Publié le : 07/09/2001 à 00:00

En matière de droit, la frontière entre l’agression sexuelle qui est du ressort du tribunal correctionnel et le viol qui est traité devant la cour d’assises est infime. En fait, selon le code pénal, le viol est ‘un acte de pénétration sexuelle (vaginale, anale ou même fellation), de quelque nature qu’il soit, commis sur la personne d’autrui par violence, contrainte ou surprise.’ L’état vulnérable de la personne (grossesse, maladie, infirmité ou déficience mentale), le fait que la victime soit agée de moins de 15 ans, la menace par arme, la qualité d’ascendant de l’auteur (père, grand-père, ou de personne ayant autorité) le fait que le viol entraîne une infirmité permanente ou une mutilation constituent des circonstances aggravantes.
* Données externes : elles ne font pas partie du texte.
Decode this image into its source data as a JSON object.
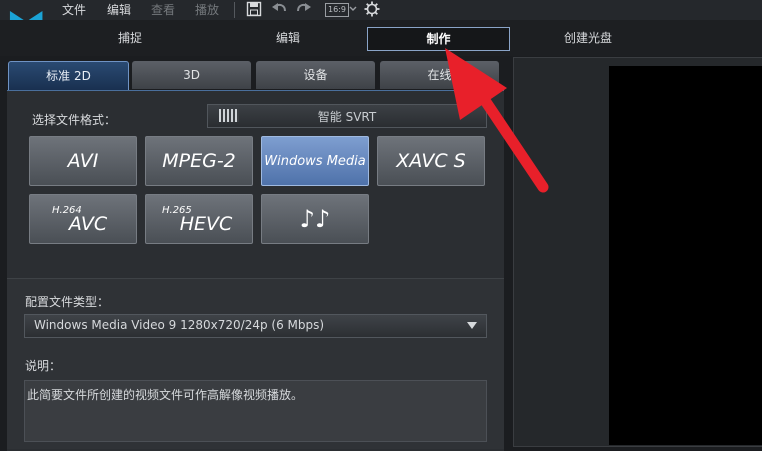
{
  "menu": {
    "file": "文件",
    "edit": "编辑",
    "view": "查看",
    "play": "播放",
    "aspect": "16:9"
  },
  "modes": {
    "capture": "捕捉",
    "edit": "编辑",
    "produce": "制作",
    "disc": "创建光盘"
  },
  "subtabs": {
    "standard2d": "标准 2D",
    "threed": "3D",
    "device": "设备",
    "online": "在线"
  },
  "format": {
    "label": "选择文件格式：",
    "svrt": "智能 SVRT",
    "buttons": {
      "avi": "AVI",
      "mpeg2": "MPEG-2",
      "wmv": "Windows Media",
      "xavcs": "XAVC S",
      "avc_sup": "H.264",
      "avc": "AVC",
      "hevc_sup": "H.265",
      "hevc": "HEVC",
      "audio": "♪♪"
    }
  },
  "profile": {
    "label": "配置文件类型：",
    "value": "Windows Media Video 9 1280x720/24p (6 Mbps)"
  },
  "description": {
    "label": "说明：",
    "text": "此简要文件所创建的视频文件可作高解像视频播放。"
  },
  "colors": {
    "accent": "#6f93c4",
    "selected_format": "#5d80b8",
    "annotation_arrow": "#e8202a"
  }
}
On parle alors de viol aggravé. Celui-ci est puni d’une peine de 20 ans de prison voire de 30 ans en cas de décès de la victime. En dehors de ces conditions, le viol implique une peine pouvant aller jusqu’à 15 ans de prison. Peu importe que la victime soit un homme ou une femme ou que l’agresseur soit un homme une femme. La chambre criminelle de la cour de cassation à même reconnu le viol entre époux puisque le critère retenu est l’absence de consentement.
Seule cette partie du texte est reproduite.